Even with the very broad FOIA law, UVA has stretched it beyond recognition.
Under UVA’s assertions, one could argue that since Jim Ryan is the ultimate decision maker, everything produced everywhere is for his “deliberative privilege.” Similarly, every single email could be said to be “correspondence.”
UVA has asserted that 2 “committees” – in existence for 3 years – are all presidential working papers. If that is the case, then the “committees” are fig leaves, and not truly committees of experts trying to devise a policy – they are a front to end up where Jim Ryan wants, while he pretends it is the work of the applicable committee.
What is particularly galling, however, is the hypocrisy.

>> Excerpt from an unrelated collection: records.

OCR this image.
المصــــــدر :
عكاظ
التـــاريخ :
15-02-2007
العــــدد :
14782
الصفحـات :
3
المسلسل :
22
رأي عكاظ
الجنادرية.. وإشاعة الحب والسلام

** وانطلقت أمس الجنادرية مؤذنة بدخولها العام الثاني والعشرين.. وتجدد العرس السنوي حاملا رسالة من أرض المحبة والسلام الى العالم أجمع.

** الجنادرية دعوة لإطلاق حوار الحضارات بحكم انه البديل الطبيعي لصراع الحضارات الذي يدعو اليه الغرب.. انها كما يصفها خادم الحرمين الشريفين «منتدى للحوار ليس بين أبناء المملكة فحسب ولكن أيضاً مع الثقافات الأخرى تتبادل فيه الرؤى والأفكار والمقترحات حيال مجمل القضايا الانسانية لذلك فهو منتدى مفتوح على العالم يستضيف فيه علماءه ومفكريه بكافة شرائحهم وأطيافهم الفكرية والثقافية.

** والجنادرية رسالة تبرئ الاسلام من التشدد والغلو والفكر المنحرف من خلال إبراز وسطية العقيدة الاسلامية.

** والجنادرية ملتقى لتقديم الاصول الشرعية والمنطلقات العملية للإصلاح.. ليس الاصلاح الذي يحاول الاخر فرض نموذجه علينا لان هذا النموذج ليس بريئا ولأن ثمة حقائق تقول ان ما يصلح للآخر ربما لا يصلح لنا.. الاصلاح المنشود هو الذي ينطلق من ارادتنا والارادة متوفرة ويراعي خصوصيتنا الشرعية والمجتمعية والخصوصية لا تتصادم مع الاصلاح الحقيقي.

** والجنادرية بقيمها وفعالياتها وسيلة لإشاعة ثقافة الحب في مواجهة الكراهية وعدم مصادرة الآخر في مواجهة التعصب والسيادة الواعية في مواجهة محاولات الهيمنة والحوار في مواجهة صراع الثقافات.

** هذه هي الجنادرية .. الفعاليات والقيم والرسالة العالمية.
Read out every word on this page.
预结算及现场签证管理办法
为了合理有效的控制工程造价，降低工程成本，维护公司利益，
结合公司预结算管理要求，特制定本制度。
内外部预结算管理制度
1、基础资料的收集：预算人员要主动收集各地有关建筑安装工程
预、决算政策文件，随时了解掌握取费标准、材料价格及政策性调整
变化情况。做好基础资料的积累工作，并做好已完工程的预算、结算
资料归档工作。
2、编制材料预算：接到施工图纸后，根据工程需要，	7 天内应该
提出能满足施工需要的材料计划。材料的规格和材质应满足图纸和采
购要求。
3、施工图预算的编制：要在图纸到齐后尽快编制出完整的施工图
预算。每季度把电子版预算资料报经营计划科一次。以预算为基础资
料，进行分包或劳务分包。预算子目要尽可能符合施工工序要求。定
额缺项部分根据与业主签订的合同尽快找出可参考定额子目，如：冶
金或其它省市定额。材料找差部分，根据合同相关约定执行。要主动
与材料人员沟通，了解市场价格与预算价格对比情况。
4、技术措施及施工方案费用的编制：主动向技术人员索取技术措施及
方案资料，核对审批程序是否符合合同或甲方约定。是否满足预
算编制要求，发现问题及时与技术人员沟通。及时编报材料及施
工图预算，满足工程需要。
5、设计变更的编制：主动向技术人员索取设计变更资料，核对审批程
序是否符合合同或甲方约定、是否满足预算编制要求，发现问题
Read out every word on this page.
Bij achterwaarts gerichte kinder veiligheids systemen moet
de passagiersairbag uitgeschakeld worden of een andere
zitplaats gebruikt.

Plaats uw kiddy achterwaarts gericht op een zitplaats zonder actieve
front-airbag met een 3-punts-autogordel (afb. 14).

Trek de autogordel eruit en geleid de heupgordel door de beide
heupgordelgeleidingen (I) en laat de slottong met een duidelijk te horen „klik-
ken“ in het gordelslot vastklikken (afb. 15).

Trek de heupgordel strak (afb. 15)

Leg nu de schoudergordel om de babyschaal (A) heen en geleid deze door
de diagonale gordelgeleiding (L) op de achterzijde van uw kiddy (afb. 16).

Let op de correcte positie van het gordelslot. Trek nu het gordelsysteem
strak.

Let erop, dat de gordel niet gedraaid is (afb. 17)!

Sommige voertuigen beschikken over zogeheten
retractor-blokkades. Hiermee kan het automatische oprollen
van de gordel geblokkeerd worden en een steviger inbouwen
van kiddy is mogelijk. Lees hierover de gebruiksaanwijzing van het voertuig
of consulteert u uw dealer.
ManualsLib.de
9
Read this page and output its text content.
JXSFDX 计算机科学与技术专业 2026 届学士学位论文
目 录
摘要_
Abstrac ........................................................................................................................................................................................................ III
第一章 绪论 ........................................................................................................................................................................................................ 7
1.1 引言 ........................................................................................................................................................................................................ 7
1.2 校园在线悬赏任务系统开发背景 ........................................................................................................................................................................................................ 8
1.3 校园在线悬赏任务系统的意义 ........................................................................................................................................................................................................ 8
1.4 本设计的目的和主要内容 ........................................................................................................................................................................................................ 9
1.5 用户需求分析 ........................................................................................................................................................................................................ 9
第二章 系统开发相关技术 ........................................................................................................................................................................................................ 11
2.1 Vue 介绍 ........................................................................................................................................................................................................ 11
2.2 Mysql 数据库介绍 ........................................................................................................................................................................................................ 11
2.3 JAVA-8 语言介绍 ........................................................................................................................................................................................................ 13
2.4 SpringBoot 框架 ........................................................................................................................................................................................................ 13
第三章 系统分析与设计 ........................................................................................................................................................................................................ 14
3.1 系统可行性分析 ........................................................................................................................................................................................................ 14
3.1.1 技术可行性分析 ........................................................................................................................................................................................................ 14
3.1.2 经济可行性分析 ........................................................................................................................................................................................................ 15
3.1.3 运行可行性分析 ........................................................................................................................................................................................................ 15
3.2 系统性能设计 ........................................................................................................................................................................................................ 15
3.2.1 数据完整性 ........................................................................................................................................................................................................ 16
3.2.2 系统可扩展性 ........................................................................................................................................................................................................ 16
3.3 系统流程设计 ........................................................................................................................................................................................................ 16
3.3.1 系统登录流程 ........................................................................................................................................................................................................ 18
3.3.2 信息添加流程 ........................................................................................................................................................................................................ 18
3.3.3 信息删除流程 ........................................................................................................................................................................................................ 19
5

UVA claims its support for “free expression” and “free inquiry” is “unequivocal.” So, why has UVA gone to such efforts to hide the documents pertaining to the free speech committee? Third party submissions to the committee were claimed to be working papers. The agendas were claimed to be working papers, but UVA chose to release the agendas the day before the Henrico trial. Jim Ryan’s instructions to the Committee were claimed to be working papers. The committee’s first drafts of a free speech statement (I believe 2 to 4) were claimed to be working papers. Why did all of these NEED to be hidden? Is it ironic at all that these documents have been withheld? Finally, a party can choose to release documents even if they are “working papers.” What great privilege is being protected here? What happened to “unequivocal?”

And this same criticism applies to the community partnership and the Re-naming committees. UVA is spreading DEI poison throughout the Charlottesville area, but everything is “working papers?” What is there to hide? Same with the “re-naming” committee. Are they hiding the plans to smear Jefferson with current woke orthodoxy? Aren’t these things of interest to everybody in the Commonwealth?

Patrick Ryan
Patrick Ryan
1 month ago

On the good side, at least we know that the AG is a RINO.

Hunter L
Hunter L
1 month ago

Someone should run for state office on this issue given the magnitude of its significance on future generations and the nationwide relevance that should catch on as a campaign issue for any candidates nationwide with similar issues with their state funded university.

From Congress down to every state funded institution, all of these people need a major reminder that they, in fact, work for us… not the other way around.

The Bootstrap Kid
The Bootstrap Kid
1 month ago
Reply to  Hunter L

Those people believe that they are better, and smarter than you or me. Consequently, they believe that we are the serfs and they are our overlords.